Understanding what you personally can do to remove plaque is the key to prevention. Just going to the dentist for periodic maintenance is not enough. It is what you’re doing every day out of the dental chair that matters the most.
In my experience, the majority of patients (adults and children) could benefit from and are receptive to receiving toothbrushing and dental-flossing coaching techniques from their dental professionals. People are not born with this knowledge. Many dental offices are so busy treating disease on a large volume of patients that they cannot or do not devote any time to preventive education.
It seems that today’s dentistry continues to place a heavier emphasis on technical treatments to “fix” disease and market impressive gadgetry.
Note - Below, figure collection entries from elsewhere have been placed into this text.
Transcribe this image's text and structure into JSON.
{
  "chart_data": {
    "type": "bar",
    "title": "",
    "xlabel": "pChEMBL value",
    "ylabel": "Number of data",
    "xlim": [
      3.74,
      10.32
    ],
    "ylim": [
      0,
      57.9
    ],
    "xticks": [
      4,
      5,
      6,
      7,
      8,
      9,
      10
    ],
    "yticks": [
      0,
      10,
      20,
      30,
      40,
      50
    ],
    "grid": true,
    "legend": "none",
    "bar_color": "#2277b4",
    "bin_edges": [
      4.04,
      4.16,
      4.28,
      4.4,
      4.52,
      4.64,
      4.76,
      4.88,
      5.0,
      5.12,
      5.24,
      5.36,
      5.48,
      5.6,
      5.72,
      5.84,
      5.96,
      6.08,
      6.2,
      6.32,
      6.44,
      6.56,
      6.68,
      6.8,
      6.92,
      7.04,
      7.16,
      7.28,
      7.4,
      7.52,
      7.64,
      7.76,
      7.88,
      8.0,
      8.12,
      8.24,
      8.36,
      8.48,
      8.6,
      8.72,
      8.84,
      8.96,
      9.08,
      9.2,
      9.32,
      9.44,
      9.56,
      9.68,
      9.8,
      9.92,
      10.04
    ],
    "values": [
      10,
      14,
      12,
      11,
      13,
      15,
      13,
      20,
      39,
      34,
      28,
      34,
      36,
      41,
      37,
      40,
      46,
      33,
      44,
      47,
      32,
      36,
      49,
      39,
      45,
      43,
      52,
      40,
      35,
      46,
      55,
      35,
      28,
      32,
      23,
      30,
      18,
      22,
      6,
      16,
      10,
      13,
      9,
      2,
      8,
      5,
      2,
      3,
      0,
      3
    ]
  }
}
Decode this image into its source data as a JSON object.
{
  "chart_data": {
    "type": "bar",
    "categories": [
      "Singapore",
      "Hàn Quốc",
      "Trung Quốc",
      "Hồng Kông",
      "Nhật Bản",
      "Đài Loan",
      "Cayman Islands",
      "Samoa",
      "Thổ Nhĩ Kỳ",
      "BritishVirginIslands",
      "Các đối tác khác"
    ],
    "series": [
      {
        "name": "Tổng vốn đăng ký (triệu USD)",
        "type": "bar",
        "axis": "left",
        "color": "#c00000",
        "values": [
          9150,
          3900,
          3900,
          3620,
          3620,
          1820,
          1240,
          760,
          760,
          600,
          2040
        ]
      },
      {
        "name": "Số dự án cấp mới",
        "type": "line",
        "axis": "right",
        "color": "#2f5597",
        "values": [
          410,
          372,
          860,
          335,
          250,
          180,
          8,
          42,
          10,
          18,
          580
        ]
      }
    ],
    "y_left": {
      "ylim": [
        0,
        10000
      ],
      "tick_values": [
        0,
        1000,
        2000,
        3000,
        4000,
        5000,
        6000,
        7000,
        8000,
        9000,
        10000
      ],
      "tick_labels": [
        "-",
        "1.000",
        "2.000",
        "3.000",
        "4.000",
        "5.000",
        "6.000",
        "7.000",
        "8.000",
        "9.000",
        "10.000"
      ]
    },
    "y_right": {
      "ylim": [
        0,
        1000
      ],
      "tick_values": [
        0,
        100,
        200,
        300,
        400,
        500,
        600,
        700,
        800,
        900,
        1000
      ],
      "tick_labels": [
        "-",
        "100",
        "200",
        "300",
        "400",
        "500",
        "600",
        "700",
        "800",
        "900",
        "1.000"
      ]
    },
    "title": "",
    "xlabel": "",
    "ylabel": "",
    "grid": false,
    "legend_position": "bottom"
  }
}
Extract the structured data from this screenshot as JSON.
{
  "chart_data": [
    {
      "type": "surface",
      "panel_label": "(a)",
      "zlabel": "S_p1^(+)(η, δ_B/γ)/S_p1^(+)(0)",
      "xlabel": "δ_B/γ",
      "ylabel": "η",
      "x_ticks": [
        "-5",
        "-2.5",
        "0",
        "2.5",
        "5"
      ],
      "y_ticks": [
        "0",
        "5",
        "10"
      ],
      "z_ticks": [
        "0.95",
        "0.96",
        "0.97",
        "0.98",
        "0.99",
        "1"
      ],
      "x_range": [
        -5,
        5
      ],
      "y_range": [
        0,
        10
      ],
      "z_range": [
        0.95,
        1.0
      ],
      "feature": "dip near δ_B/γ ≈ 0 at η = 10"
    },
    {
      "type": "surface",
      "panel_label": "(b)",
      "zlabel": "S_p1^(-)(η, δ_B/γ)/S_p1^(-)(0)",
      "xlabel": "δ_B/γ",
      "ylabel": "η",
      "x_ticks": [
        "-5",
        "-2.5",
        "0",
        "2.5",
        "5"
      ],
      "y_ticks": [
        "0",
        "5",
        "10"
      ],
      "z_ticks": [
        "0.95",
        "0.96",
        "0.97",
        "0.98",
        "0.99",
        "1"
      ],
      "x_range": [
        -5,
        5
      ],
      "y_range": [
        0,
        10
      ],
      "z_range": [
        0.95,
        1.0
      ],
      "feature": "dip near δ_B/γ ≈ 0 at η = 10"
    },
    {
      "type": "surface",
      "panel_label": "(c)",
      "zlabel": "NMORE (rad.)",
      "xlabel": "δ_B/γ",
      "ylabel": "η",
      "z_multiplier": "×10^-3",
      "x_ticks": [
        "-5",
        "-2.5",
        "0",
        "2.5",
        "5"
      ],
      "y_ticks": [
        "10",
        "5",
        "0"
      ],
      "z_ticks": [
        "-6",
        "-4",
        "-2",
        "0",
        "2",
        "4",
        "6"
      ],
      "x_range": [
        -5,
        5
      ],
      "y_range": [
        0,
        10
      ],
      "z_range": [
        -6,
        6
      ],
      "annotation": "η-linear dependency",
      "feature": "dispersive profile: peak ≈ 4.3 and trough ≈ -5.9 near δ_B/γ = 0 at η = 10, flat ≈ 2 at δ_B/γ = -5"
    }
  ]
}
There’s no question that providing the best treatment available and a commitment to constantly better technical skills is critical for every dental professional’s growth. It’s also true that many modern technologies enable us to provide better treatment.
However, when I sit down with my new patients face to face and ask them what they want for their dental future, it never includes, “I want more fillings, crowns or root canal treatment.” Unanimously, people want to avoid tooth loss, avoid problems, avoid pain and maintain what they have.
In my experience, people want no dentistry and more freedom from the dentist. If you are receiving ongoing treatment for dental problems with no sense as to why the problems occurred and what to do to prevent them in the future, the most significant aspect of your dental care isn’t getting the attention it deserves. Prevention is power.